O que desde logo me agarrou foi o olhar a partir de vários ângulos para pedaços da nossa condição humana contemporânea, foi dar-nos a ver em paralelo várias estórias, situadas em contextos culturais e sociais muito diferentes - Estados Unidos, México, Marrocos, Japão e faladas em francês, inglês, espanhol, japonês e árabe.
Progressivamente as várias estórias mostram os nexos que as ligam e que na sua diversidade se inserem na trama comum da nossa história.

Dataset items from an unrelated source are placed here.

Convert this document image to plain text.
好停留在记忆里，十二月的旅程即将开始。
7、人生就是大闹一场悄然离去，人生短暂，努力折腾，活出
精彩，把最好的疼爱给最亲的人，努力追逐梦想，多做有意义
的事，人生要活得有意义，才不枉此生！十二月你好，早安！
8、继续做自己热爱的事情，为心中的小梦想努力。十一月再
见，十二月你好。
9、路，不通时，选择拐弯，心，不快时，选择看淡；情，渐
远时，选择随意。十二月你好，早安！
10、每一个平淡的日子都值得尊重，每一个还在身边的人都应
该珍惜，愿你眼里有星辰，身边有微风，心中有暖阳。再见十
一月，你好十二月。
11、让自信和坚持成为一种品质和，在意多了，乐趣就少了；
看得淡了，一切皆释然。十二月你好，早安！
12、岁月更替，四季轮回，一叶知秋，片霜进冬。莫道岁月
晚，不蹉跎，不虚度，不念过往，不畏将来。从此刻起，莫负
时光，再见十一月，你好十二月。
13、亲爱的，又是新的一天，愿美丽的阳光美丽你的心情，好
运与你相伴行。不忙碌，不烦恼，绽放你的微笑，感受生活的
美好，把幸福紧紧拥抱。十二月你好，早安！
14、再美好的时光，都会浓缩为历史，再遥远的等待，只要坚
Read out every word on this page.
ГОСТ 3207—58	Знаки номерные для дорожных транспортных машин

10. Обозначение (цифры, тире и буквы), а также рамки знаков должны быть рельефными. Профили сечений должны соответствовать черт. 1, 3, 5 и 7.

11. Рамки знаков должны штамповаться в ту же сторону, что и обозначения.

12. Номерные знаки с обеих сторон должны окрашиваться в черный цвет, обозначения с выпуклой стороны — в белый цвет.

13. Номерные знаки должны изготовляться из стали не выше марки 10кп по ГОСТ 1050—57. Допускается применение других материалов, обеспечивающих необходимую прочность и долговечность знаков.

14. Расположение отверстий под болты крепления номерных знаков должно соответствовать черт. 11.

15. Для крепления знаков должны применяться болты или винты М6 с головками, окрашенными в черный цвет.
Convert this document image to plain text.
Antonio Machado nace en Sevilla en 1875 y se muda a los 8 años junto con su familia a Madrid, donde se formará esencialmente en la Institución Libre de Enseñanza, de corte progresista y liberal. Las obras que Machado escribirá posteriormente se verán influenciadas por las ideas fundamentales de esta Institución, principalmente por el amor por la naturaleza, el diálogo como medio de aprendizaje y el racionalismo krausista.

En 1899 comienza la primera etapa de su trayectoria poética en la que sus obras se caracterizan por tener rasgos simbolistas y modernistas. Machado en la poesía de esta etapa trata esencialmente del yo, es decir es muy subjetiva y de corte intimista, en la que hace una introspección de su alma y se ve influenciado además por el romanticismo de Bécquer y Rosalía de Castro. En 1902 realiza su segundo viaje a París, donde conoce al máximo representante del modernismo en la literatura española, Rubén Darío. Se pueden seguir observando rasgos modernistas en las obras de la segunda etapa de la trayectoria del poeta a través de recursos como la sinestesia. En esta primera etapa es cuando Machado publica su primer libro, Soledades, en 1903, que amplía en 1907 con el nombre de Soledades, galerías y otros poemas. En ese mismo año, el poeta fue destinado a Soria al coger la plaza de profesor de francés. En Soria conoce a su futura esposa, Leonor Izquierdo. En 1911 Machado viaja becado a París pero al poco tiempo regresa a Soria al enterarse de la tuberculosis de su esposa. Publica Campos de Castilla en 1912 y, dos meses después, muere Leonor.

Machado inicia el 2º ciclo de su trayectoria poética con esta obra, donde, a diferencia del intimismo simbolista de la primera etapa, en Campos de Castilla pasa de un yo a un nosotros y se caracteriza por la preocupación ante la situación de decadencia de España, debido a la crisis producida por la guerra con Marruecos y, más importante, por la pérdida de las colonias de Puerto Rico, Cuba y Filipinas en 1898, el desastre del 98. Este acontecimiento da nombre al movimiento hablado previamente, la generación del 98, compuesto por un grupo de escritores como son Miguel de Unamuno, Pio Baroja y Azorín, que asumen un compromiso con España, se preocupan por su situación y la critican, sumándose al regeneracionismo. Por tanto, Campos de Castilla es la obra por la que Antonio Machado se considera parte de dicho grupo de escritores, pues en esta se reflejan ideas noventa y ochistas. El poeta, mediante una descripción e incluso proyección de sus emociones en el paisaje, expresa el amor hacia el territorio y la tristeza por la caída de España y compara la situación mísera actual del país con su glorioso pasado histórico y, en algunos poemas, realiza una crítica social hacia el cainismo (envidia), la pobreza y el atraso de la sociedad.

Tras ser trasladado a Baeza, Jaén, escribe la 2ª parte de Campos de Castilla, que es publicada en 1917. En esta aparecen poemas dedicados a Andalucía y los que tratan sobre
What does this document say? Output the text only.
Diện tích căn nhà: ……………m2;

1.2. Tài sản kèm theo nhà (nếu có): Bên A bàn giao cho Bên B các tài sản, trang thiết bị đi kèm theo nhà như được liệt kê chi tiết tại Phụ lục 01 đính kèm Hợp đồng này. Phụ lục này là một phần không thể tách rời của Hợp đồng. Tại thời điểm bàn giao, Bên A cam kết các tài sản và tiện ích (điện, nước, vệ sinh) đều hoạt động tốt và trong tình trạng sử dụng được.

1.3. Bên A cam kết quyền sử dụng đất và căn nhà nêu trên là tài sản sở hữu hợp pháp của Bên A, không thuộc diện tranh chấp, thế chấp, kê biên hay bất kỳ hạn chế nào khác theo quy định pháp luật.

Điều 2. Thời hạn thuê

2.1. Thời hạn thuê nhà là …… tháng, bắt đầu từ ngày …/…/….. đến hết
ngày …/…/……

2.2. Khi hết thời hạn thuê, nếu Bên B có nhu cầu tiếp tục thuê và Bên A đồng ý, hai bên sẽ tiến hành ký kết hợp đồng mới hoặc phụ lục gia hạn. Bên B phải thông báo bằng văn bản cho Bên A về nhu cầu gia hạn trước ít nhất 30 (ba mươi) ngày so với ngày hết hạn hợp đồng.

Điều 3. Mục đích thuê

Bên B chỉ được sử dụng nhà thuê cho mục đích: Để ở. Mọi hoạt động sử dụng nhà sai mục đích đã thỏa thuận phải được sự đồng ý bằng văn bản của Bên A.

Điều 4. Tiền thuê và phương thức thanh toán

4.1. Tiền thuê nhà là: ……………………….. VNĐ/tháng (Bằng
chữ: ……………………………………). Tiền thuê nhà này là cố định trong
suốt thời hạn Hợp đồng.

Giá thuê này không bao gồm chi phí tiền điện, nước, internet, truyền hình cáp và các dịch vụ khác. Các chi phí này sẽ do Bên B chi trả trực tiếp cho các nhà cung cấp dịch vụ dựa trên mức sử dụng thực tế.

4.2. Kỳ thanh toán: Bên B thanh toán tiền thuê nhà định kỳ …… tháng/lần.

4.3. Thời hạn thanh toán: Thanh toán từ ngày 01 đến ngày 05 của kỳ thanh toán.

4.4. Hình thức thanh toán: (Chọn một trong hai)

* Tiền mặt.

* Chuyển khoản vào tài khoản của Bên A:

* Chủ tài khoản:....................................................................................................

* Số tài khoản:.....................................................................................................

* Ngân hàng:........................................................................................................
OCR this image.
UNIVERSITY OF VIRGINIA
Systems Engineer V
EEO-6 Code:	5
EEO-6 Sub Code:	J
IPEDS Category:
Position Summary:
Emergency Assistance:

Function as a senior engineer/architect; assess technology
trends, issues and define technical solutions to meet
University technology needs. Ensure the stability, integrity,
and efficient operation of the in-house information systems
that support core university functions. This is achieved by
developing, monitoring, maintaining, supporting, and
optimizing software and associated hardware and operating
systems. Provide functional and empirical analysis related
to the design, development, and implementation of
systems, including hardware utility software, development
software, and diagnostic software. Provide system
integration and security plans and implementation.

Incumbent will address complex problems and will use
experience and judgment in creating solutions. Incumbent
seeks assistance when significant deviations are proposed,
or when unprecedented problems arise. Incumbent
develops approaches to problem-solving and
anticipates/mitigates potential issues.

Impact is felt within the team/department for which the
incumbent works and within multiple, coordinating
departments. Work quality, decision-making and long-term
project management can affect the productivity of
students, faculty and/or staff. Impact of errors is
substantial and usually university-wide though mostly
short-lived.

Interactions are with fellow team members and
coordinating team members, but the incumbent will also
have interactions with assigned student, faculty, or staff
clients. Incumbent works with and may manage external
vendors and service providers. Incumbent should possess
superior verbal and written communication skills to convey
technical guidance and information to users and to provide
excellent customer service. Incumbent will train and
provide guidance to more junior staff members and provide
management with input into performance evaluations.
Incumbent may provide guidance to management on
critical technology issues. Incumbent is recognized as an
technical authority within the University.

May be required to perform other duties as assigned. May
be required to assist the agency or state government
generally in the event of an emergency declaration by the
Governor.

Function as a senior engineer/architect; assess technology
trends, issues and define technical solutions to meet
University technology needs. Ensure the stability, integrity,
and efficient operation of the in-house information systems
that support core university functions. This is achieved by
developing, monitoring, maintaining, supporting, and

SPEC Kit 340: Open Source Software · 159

Não deixa de ser simbólico, e creio que carregado de alguma ironia, que o que as une seja a espingarda de caça que um rico caçador japonês deu, como prova de amizade, a um guia marroquino e que este vendeu a um vizinho.
Devo confessar que as dimensões políticas presentes no filme e que podem ser discutidas, não são para mim o mais importante.
Considero a política um instrumento para tornar possível, a liberdade de desabrochar a vida que todos trazem dentro de si, de concretizar o direito à felicidade.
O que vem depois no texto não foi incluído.